Shares of Meta Platforms, Inc. (NASDAQ:META) have remained flat over the past year, with the majority of their challenges arising following the company’s fiscal third-quarter earnings report in October. Although Meta reported better-than-expected revenue and earnings per share (EPS), the firm raised its capital expenditure guidance for 2025 significantly. The new forecast now ranges from $70 billion to $72 billion, up from a previous estimate of $66 billion to $70 billion.
Jim Cramer, a prominent financial commentator, defended Meta’s spending strategy following the earnings announcement. He emphasized that such investments are crucial for safeguarding Meta’s dominant position in the social media landscape, particularly against emerging threats like OpenAI. Cramer pointed out that the company’s stock is suffering partly because of its unique approach to spending compared to its competitors, which he described as “a lone wolf” strategy.
Despite the current stagnation in share performance, Bank of America reaffirmed its bullish stance on Meta Platforms by retaining a Buy rating and setting a target share price of $810. This optimistic outlook from the bank followed Meta’s recent agreements with nuclear power firms, including Oklo, Vistra, and TerraPower.
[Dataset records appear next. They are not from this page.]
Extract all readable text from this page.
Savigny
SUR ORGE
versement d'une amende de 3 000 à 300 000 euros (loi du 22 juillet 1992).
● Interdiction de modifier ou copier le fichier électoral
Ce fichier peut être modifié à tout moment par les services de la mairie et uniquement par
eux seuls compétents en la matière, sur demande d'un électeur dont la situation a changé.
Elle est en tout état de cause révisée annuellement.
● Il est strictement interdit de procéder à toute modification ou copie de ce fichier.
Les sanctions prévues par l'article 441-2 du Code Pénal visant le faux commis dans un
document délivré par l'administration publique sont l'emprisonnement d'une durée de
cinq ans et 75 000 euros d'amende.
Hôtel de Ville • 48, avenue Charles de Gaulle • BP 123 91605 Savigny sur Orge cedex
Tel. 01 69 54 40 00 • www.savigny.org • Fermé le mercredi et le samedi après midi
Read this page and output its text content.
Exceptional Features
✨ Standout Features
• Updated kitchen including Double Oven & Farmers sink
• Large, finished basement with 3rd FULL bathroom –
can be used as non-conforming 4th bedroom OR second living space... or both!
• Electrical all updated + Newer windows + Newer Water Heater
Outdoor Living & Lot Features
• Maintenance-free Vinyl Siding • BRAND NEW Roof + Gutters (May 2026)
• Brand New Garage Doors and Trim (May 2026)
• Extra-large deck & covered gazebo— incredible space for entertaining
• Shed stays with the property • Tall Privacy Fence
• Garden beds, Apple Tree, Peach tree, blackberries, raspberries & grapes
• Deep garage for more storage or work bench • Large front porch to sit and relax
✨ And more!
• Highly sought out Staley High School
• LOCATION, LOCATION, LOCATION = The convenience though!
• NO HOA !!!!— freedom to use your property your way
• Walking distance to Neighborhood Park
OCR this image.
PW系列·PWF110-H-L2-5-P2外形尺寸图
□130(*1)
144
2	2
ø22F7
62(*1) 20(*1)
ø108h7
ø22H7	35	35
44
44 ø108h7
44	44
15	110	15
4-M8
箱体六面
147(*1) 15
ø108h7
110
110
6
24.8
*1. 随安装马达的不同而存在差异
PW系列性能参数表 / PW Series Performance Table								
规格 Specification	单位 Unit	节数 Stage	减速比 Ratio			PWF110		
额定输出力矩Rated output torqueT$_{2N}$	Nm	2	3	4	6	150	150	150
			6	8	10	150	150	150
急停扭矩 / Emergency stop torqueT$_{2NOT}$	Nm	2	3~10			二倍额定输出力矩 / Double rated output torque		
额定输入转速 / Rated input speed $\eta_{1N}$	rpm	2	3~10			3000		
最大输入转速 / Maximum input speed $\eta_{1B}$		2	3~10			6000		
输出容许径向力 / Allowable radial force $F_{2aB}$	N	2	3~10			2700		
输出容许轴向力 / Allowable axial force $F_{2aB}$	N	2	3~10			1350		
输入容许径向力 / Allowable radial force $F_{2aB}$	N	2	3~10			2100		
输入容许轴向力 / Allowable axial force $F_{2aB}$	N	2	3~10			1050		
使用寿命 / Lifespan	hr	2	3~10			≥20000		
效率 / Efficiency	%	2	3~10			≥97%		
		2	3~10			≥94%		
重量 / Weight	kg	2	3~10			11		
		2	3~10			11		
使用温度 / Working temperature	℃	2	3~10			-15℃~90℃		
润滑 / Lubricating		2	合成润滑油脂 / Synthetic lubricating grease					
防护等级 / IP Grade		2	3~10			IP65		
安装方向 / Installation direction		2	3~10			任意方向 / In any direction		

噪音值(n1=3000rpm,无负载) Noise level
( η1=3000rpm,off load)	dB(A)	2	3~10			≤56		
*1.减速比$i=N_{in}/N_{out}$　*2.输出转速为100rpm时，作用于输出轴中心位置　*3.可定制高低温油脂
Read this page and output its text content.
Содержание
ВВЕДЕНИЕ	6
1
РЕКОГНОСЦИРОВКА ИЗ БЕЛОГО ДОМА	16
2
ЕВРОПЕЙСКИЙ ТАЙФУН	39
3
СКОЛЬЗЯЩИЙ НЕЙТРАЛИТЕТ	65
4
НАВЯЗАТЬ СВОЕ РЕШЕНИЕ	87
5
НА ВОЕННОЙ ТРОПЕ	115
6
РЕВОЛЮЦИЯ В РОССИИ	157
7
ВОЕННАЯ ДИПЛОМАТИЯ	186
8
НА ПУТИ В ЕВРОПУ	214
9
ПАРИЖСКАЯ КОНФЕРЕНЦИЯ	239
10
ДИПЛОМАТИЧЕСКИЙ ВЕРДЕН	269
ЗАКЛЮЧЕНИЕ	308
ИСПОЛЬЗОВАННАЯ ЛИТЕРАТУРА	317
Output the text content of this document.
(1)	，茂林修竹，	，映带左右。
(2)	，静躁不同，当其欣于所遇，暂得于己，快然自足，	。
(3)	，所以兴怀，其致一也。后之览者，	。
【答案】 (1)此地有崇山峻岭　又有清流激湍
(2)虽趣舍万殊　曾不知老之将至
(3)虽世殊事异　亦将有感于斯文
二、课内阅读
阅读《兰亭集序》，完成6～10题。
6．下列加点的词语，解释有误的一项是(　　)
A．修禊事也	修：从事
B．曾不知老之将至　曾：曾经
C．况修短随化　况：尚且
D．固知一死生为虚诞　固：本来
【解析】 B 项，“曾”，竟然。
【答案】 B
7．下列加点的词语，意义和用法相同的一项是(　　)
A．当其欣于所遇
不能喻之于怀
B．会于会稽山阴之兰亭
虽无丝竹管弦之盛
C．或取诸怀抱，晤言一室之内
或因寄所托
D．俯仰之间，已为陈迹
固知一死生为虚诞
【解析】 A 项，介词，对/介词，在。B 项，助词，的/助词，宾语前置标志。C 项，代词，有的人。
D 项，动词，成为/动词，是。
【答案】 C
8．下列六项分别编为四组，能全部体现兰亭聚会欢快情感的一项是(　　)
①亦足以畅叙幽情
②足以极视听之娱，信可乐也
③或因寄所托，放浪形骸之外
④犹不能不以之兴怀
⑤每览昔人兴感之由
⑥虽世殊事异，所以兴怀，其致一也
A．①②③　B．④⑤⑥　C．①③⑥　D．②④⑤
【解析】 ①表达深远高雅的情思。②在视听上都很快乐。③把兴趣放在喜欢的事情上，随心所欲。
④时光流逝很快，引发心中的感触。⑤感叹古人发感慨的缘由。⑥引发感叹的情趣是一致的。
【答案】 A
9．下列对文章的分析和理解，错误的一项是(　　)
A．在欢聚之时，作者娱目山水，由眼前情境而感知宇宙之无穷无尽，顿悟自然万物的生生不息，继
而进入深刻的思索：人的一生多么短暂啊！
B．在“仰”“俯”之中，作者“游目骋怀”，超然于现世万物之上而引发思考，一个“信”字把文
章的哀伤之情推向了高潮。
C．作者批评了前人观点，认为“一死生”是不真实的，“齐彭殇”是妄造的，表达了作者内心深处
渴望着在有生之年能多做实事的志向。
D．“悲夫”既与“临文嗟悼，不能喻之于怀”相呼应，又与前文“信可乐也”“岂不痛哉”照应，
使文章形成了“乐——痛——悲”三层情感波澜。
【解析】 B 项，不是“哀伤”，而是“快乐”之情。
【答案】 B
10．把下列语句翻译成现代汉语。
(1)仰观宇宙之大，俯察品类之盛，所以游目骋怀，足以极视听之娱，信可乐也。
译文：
Cramer expressed his belief that the stock should be performing better in light of the underlying fundamentals. He argued that the significant drop in Meta’s share price does not accurately reflect the company’s potential or strategic direction.
While Meta remains a focal point for investors, some analysts express greater confidence in alternative artificial intelligence (AI) stocks, which they believe could yield higher returns with less downside risk. For those seeking opportunities, there are reports indicating promising AI stocks that might capture substantial market attention in the near term.
In summary, while Meta Platforms continues to navigate challenges, particularly regarding its capital expenditures, the company still retains strong institutional support, suggesting potential for future recovery amidst the changing technology landscape.